Looting and the Tenuousness of Civilization

News abound about looting going on at the crash site of MH17 in the Ukraine. People are going through luggage, taking electronics, any valuables they like, wallets and money. To me, this is astonishing on many levels:

1. The local government and law enforcement does not have their act together sufficiently to secure the crash site and perform a proper investigation. I must be naïve about the integrity of the area as it relates to the “almost” civil war.  Make a ring of troops around this area – we know you have enough manpower, and lock the place down!

2. Human beings living in the local area are poor and desperate enough to rifle through other people’s stuff, people who boarded an airplane in far away Amsterdam to go to far away Malaysia and just happened to pass through. Their moral code is lacking the concept that this stuff lying on the ground belongs to other people who, in this case, were extremely unfortunate and had very bad luck by being killed. They don’t understand that these objects might be very important to the relatives of the victims and that they might want them back. There are thousands of people who lost somebody in this disaster. Every one of those people is cringing in pain knowing that looters are going through the wreckage, disgracing their loved ones and their belongings.

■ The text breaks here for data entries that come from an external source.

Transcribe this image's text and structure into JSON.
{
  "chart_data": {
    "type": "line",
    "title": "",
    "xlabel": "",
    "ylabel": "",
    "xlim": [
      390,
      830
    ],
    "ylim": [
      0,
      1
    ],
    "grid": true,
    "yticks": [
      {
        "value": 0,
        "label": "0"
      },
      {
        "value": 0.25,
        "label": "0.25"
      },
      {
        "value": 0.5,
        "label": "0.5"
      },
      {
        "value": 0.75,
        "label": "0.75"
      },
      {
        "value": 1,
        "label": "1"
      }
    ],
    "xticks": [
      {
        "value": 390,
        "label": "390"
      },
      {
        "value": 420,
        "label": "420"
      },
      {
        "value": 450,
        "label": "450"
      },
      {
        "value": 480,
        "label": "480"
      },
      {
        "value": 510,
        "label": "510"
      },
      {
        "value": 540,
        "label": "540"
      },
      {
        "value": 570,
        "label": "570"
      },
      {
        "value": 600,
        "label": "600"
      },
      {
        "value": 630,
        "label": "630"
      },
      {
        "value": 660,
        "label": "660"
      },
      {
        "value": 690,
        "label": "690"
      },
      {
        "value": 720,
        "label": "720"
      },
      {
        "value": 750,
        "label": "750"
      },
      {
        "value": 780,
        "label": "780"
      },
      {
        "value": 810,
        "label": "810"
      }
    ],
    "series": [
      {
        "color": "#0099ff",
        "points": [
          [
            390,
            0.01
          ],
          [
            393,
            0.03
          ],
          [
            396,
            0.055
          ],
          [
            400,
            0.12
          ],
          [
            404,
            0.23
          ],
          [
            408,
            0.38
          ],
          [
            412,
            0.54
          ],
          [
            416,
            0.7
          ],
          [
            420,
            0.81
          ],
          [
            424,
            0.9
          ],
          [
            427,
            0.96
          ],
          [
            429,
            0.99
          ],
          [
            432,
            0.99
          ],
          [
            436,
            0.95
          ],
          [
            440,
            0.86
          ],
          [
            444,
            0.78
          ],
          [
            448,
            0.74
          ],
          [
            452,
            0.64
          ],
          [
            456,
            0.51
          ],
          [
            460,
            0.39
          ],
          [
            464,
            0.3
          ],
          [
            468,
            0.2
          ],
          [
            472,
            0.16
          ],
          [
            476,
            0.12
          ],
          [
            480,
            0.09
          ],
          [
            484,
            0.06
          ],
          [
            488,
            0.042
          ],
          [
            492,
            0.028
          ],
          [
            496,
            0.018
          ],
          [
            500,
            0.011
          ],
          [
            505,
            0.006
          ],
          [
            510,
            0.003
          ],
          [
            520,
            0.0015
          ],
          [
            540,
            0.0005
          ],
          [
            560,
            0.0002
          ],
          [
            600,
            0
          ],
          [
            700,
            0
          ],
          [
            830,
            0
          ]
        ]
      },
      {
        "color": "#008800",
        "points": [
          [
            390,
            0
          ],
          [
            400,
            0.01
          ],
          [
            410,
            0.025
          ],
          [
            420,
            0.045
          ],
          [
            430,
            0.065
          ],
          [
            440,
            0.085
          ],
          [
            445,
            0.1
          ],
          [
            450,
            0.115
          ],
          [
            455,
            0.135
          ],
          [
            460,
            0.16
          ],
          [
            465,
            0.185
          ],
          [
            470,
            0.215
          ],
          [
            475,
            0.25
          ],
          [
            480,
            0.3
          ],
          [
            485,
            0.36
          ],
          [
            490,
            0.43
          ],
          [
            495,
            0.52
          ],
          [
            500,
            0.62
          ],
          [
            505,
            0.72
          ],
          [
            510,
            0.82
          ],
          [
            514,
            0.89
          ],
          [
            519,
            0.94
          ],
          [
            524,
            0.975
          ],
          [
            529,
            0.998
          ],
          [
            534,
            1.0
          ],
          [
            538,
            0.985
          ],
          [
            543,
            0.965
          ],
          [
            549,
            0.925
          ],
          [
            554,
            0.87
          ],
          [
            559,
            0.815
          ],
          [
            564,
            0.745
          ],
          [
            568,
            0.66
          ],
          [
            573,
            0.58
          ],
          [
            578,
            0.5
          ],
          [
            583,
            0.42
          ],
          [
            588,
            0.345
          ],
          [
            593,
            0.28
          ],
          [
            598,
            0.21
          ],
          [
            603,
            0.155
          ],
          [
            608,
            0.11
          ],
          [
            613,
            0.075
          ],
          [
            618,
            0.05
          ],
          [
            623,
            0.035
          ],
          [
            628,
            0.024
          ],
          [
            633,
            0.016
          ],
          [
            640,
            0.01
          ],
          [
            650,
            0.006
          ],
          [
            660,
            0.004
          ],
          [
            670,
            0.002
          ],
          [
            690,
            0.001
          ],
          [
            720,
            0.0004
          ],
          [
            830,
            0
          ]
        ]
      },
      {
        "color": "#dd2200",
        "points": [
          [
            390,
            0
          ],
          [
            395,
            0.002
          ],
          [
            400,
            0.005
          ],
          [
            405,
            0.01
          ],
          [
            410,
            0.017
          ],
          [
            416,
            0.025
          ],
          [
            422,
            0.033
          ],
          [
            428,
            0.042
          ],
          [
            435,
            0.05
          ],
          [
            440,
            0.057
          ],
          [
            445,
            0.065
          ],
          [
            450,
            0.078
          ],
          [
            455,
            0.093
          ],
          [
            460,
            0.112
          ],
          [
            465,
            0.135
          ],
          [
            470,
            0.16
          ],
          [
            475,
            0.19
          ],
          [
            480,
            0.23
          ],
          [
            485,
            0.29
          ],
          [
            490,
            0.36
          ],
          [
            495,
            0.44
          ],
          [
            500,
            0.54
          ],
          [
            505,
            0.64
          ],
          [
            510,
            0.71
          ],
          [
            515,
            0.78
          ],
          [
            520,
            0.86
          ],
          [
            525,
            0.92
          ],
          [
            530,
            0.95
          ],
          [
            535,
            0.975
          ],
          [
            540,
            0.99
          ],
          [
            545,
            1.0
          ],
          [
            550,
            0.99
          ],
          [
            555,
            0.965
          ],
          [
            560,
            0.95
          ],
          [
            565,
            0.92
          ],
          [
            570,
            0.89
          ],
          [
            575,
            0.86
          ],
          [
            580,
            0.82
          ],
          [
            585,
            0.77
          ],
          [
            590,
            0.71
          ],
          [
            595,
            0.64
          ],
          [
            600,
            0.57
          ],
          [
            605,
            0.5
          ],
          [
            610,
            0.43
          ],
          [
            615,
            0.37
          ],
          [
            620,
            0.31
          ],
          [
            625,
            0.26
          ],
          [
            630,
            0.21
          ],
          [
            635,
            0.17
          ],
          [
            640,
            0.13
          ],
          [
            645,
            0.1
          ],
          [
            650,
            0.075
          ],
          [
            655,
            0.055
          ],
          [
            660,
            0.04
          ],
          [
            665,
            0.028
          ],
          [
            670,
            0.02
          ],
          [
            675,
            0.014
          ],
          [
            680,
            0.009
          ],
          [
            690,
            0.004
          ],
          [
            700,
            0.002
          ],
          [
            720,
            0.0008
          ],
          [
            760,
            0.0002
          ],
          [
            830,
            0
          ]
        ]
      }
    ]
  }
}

3. Shooting down an airliner is one of the most heinous terrorist acts or mass murder imaginable. It does not happen very often, but when it does, the entire world usually grieves. I grieve for the victims. My world is not quite right, and I am thousands of miles away, safe and removed from the reality. However, people living in the villages right there obviously are not grieving, since they have the strength to scour the site and take away other people’s stuff as theirs.

I don’t think we’re any holier than the Ukrainians. If a plane went down in the rural United States, I can imagine that there could be looting, too, if the authorities didn’t lock down the site. The difference is, the authorities do lock down the sites pretty quickly here, so this does not happen. But remember Katrina, remember hurricane Sandy and the images of people carrying television sets out of stores.

The fact that our moral codes break down as soon as “the law” can no longer enforce a code shows how weak our civilization is. The smallest upset in the order of things, like a natural disaster or a terror strike, can remove the shackles of normal civilized ethics, and the concept of property disappears.

The frightening thing is: it’s not just the concept of property. The next step is that without “the law” bullies with guns will start extorting food, water and ammunition from others that don’t have guns, and they will pillage and rape. I am not saying that everyone becomes lawless, but it does not have to be everyone. If only one in a hundred thinks that they now have rights over other people’s properties or bodies, that’s sufficient to plunge us back into the Bronze Age.

Disasters like the MK17 terror strike brings out the worst in us.

One thought on “Looting and the Tenuousness of Civilization

  1. Mary Barnes

    The traditional solution to looting during disasters was to shoot the looters. You didn’t have to shoot very many. I’m not sure when that went out of fashion — definitely before the Watts riots.